Online-Games finden viele Eltern bei uns gefährlich. In ganz Europa sind Computerspiele auch wegen einem möglichen Abhängigkeitspotenzial umstritten.
Das mag sein. In Asien gelten Computerspiele aber als Sport. Dort werden große Wettbewerbe ausgerichtet mit eigenen Stadien und teils hohen Preisgeldern. E-Sports ist ab 2022 sogar eine olympische Disziplin bei den Asien-Games, was wiederum neue Geschäftsmöglichkeiten erschließt.
Achten Sie eigentlich im Portfolio auf die Erfüllung von Nachhaltigkeitskriterien?
Nachhaltigkeit ist fest in unserem Analyseprozess verankert. Gerade in Schwellenländern ist das Thema besonders wichtig. Wir machen bei Unternehmen deshalb auch keine Kompromisse – auch wenn die Bewertungssysteme oft schwer vergleichbar sind und Pauschalurteile nicht helfen.
Wie gehen Sie dabei konkret vor?
Wir sind grundsätzlich überzeugt, dass dem „G“ oder den „Governance-Strukturen“ von Regierungen und Unternehmen (wobei beides natürlich auch zusammenhängen kann) in Schwellenländern eine besonders große Bedeutung zukommt.
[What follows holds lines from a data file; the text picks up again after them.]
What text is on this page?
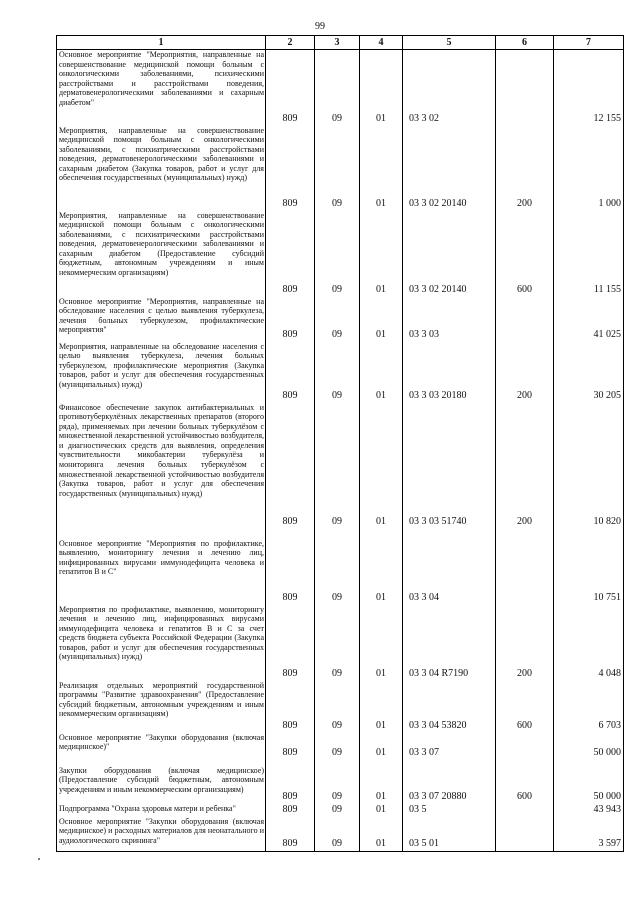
99
1	2	3	4	5	6	7
Основное мероприятие "Мероприятия, направленные на совершенствование медицинской помощи больным с онкологическими заболеваниями, психическими расстройствами и расстройствами поведения, дерматовенерологическими заболеваниями и сахарным диабетом"	809	09	01	03 3 02		12 155
Мероприятия, направленные на совершенствование медицинской помощи больным с онкологическими заболеваниями, с психиатрическими расстройствами поведения, дерматовенерологическими заболеваниями и сахарным диабетом (Закупка товаров, работ и услуг для обеспечения государственных (муниципальных) нужд)	809	09	01	03 3 02 20140	200	1 000
Мероприятия, направленные на совершенствование медицинской помощи больным с онкологическими заболеваниями, с психиатрическими расстройствами поведения, дерматовенерологическими заболеваниями и сахарным диабетом (Предоставление субсидий бюджетным, автономным учреждениям и иным некоммерческим организациям)	809	09	01	03 3 02 20140	600	11 155
Основное мероприятие "Мероприятия, направленные на обследование населения с целью выявления туберкулеза, лечения больных туберкулезом, профилактические мероприятия"	809	09	01	03 3 03		41 025
Мероприятия, направленные на обследование населения с целью выявления туберкулеза, лечения больных туберкулезом, профилактические мероприятия (Закупка товаров, работ и услуг для обеспечения государственных (муниципальных) нужд)	809	09	01	03 3 03 20180	200	30 205
Финансовое обеспечение закупок антибактериальных и противотуберкулёзных лекарственных препаратов (второго ряда), применяемых при лечении больных туберкулёзом с множественной лекарственной устойчивостью возбудителя, и диагностических средств для выявления, определения чувствительности микобактерии туберкулёза и мониторинга лечения больных туберкулёзом с множественной лекарственной устойчивостью возбудителя (Закупка товаров, работ и услуг для обеспечения государственных (муниципальных) нужд)	809	09	01	03 3 03 51740	200	10 820
Основное мероприятие "Мероприятия по профилактике, выявлению, мониторингу лечения и лечению лиц, инфицированных вирусами иммунодефицита человека и гепатитов B и C"	809	09	01	03 3 04		10 751
Мероприятия по профилактике, выявлению, мониторингу лечения и лечению лиц, инфицированных вирусами иммунодефицита человека и гепатитов B и C за счет средств бюджета субъекта Российской Федерации (Закупка товаров, работ и услуг для обеспечения государственных (муниципальных) нужд)	809	09	01	03 3 04 R7190	200	4 048
Реализация отдельных мероприятий государственной программы "Развитие здравоохранения" (Предоставление субсидий бюджетным, автономным учреждениям и иным некоммерческим организациям)	809	09	01	03 3 04 53820	600	6 703
Основное мероприятие "Закупки оборудования (включая медицинское)"	809	09	01	03 3 07		50 000
Закупки оборудования (включая медицинское) (Предоставление субсидий бюджетным, автономным учреждениям и иным некоммерческим организациям)	809	09	01	03 3 07 20880	600	50 000
Подпрограмма "Охрана здоровья матери и ребенка"	809	09	01	03 5		43 943
Основное мероприятие "Закупки оборудования (включая медицинское) и расходных материалов для неонатального и аудиологического скрининга"	809	09	01	03 5 01		3 597
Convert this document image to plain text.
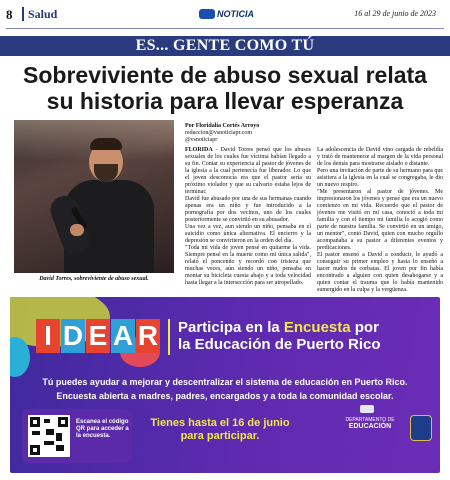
8 Salud	NOTICIA	16 al 29 de junio de 2023
ES... GENTE COMO TÚ
Sobreviviente de abuso sexual relata su historia para llevar esperanza
David Torres, sobreviviente de abuso sexual.
Por Floridalia Cortés Arroyo
redaccion@vsnoticiapr.com
@vsnoticiapr

FLORIDA - David Torres pensó que los abusos sexuales de los cuales fue víctima habían llegado a su fin. Contar su experiencia al pastor de jóvenes de la iglesia a la cual pertenecía fue liberador. Lo que el joven desconocía era que el pastor sería su próximo violador y que su calvario estaba lejos de terminar.

David fue abusado por una de sus hermanas cuando apenas era un niño y fue introducido a la pornografía por dos vecinos, uno de los cuales posteriormente se convirtió en su abusador.

Una vez a vez, aun siendo un niño, pensaba en el suicidio como única alternativa. El encierro y la depresión se convirtieron en la orden del día.

"Toda mi vida de joven pensé en quitarme la vida. Siempre pensé en la muerte como mi única salida", relató el poncenño y recordó con tristeza que muchas veces, aún siendo un niño, pensaba en montar su bicicleta cuesta abajo y a toda velocidad hasta llegar a la intersección para ser atropellado.

La adolescencia de David vino cargada de rebeldía y trató de mantenerse al margen de la vida personal de los demás para mostrarse aislado o distante.

Pero una invitación de parte de su hermano para que asistiera a la iglesia en la cual se congregaba, le dio un nuevo respiro.

"Me presentaron al pastor de jóvenes. Me impresionaron los jóvenes y pensé que era un nuevo comienzo en mi vida. Recuerdo que el pastor de jóvenes me visitó en mi casa, conoció a toda mi familia y con el tiempo mi familia lo acogió como parte de nuestra familia. Se convirtió en un amigo, un mentor", contó David, quien con mucho orgullo acompañaba a su pastor a diferentes eventos y predicaciones.

El pastor ensenó a David a conducir, le ayudó a conseguir su primer empleo y hasta lo enseñó a hacer nudos de corbatas. El joven por fin había encontrado a alguien con quien desahogarse y a quien contar el trauma que lo había mantenido sumergido en la culpa y la vergüenza.

I D E A R Participa en la Encuesta por
la Educación de Puerto Rico
Tú puedes ayudar a mejorar y descentralizar el sistema de educación en Puerto Rico.
Encuesta abierta a madres, padres, encargados y a toda la comunidad escolar.
Escanea el código QR para acceder a la encuesta.
Tienes hasta el 16 de junio
para participar.
DEPARTAMENTO DE
EDUCACIÓN
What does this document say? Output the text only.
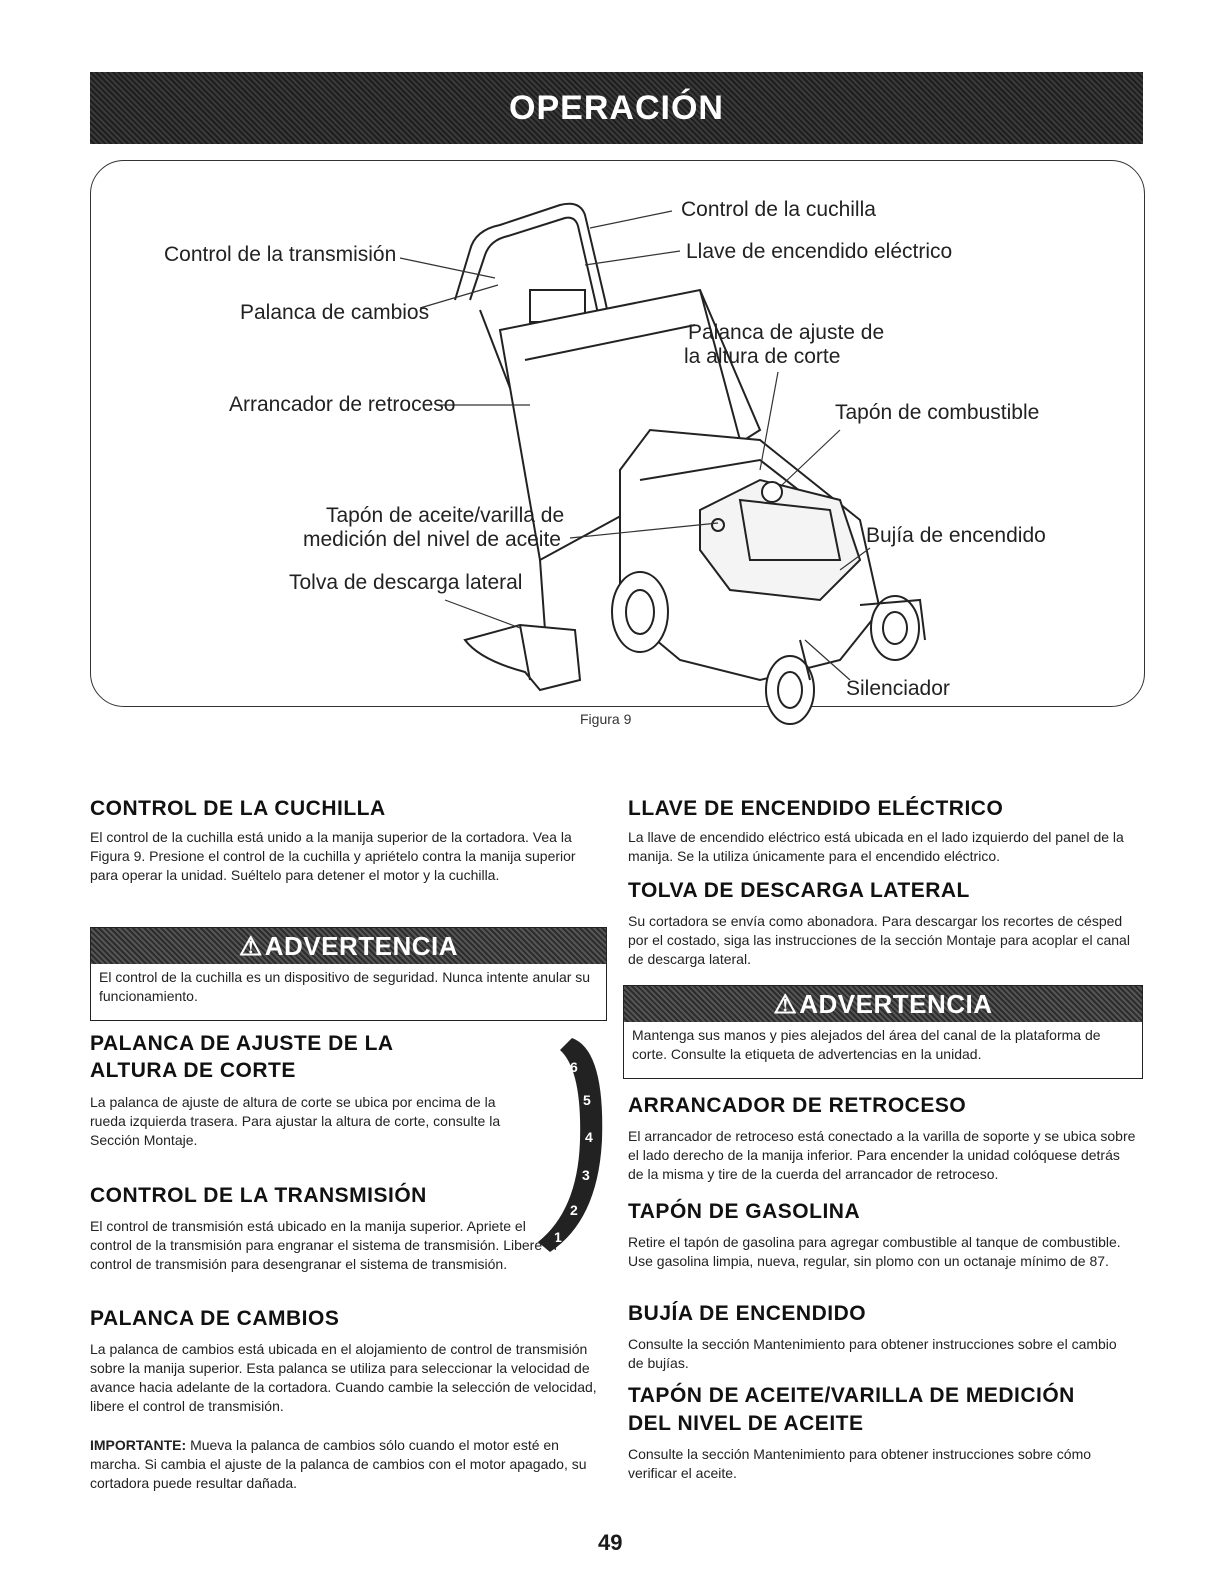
OPERACIÓN
Control de la cuchilla
Llave de encendido eléctrico
Control de la transmisión
Palanca de cambios
Palanca de ajuste de
la altura de corte
Arrancador de retroceso	Tapón de combustible
Tapón de aceite/varilla de
medición del nivel de aceite	Bujía de encendido
Tolva de descarga lateral
Silenciador
Figura 9
CONTROL DE LA CUCHILLA

El control de la cuchilla está unido a la manija superior de la cortadora. Vea la Figura 9. Presione el control de la cuchilla y apriételo contra la manija superior para operar la unidad. Suéltelo para detener el motor y la cuchilla.

⚠ADVERTENCIA
El control de la cuchilla es un dispositivo de seguridad. Nunca intente anular su funcionamiento.
PALANCA DE AJUSTE DE LA
ALTURA DE CORTE

La palanca de ajuste de altura de corte se ubica por encima de la rueda izquierda trasera. Para ajustar la altura de corte, consulte la Sección Montaje.

6
5
4
3
2
1
CONTROL DE LA TRANSMISIÓN

El control de transmisión está ubicado en la manija superior. Apriete el control de la transmisión para engranar el sistema de transmisión. Libere el control de transmisión para desengranar el sistema de transmisión.

PALANCA DE CAMBIOS

La palanca de cambios está ubicada en el alojamiento de control de transmisión sobre la manija superior. Esta palanca se utiliza para seleccionar la velocidad de avance hacia adelante de la cortadora. Cuando cambie la selección de velocidad, libere el control de transmisión.

IMPORTANTE: Mueva la palanca de cambios sólo cuando el motor esté en marcha. Si cambia el ajuste de la palanca de cambios con el motor apagado, su cortadora puede resultar dañada.

LLAVE DE ENCENDIDO ELÉCTRICO

La llave de encendido eléctrico está ubicada en el lado izquierdo del panel de la manija. Se la utiliza únicamente para el encendido eléctrico.

TOLVA DE DESCARGA LATERAL

Su cortadora se envía como abonadora. Para descargar los recortes de césped por el costado, siga las instrucciones de la sección Montaje para acoplar el canal de descarga lateral.

⚠ADVERTENCIA
Mantenga sus manos y pies alejados del área del canal de la plataforma de corte. Consulte la etiqueta de advertencias en la unidad.
ARRANCADOR DE RETROCESO

El arrancador de retroceso está conectado a la varilla de soporte y se ubica sobre el lado derecho de la manija inferior. Para encender la unidad colóquese detrás de la misma y tire de la cuerda del arrancador de retroceso.

TAPÓN DE GASOLINA

Retire el tapón de gasolina para agregar combustible al tanque de combustible. Use gasolina limpia, nueva, regular, sin plomo con un octanaje mínimo de 87.

BUJÍA DE ENCENDIDO

Consulte la sección Mantenimiento para obtener instrucciones sobre el cambio de bujías.

TAPÓN DE ACEITE/VARILLA DE MEDICIÓN
DEL NIVEL DE ACEITE

Consulte la sección Mantenimiento para obtener instrucciones sobre cómo verificar el aceite.

49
So ist die Einhaltung von Rechtsstaatsprinzipien, der Schutz individueller Freiheits- und Eigentumsrechte, von grundlegender Bedeutung. Als förderlich erweisen sich stabile politische Verhältnisse, während Korruption und politische Unsicherheit auch die Wachstumsperspektiven eines Landes bedrohen. Der Wille, politisch verantwortungsvoll zu handeln, sollte bei einer Regierung deutlich erkennbar sein.
Schließen Sie einzelne Länder aus?
Wir halten uns zum Beispiel in Russland mit Investments zurück und betrachten auch die Türkei derzeit mit Sorge. Denn es ist ein bedenklicher Trend, wenn sich die Regierung in die Wirtschaft und Geldpolitik mit dem Ziel des persönlichen Machterhalts einmischt.
Gibt es auch Ausschlüsse von Unternehmen?
In manchen Ländern übt der Staat seinen Einfluss auch auf Ebene der Unternehmen aus. Bei Investitionen in staatlich kontrollierte Konzerne sind wir daher sehr vorsichtig. Sie sind meist weniger produktiv als privatwirtschaftliche Unternehmen und anfälliger für Korruption. Aber auch bei privaten Unternehmen ist uns gute Führung wichtig. Wir fordern unabhängige Kontrollorgane und Informationen zu den Anreizsystemen. Mögliche Abhängigkeiten sollten transparent sein. So gibt es zum Beispiel in Südkorea Unternehmen von Weltrang. Doch die Corporate Governance dieser Konglomerats-Strukturen, „Chaebol“ genannt, ist noch stark verbesserungswürdig.
Herr Altintzoglou, vielen Dank für das Gespräch.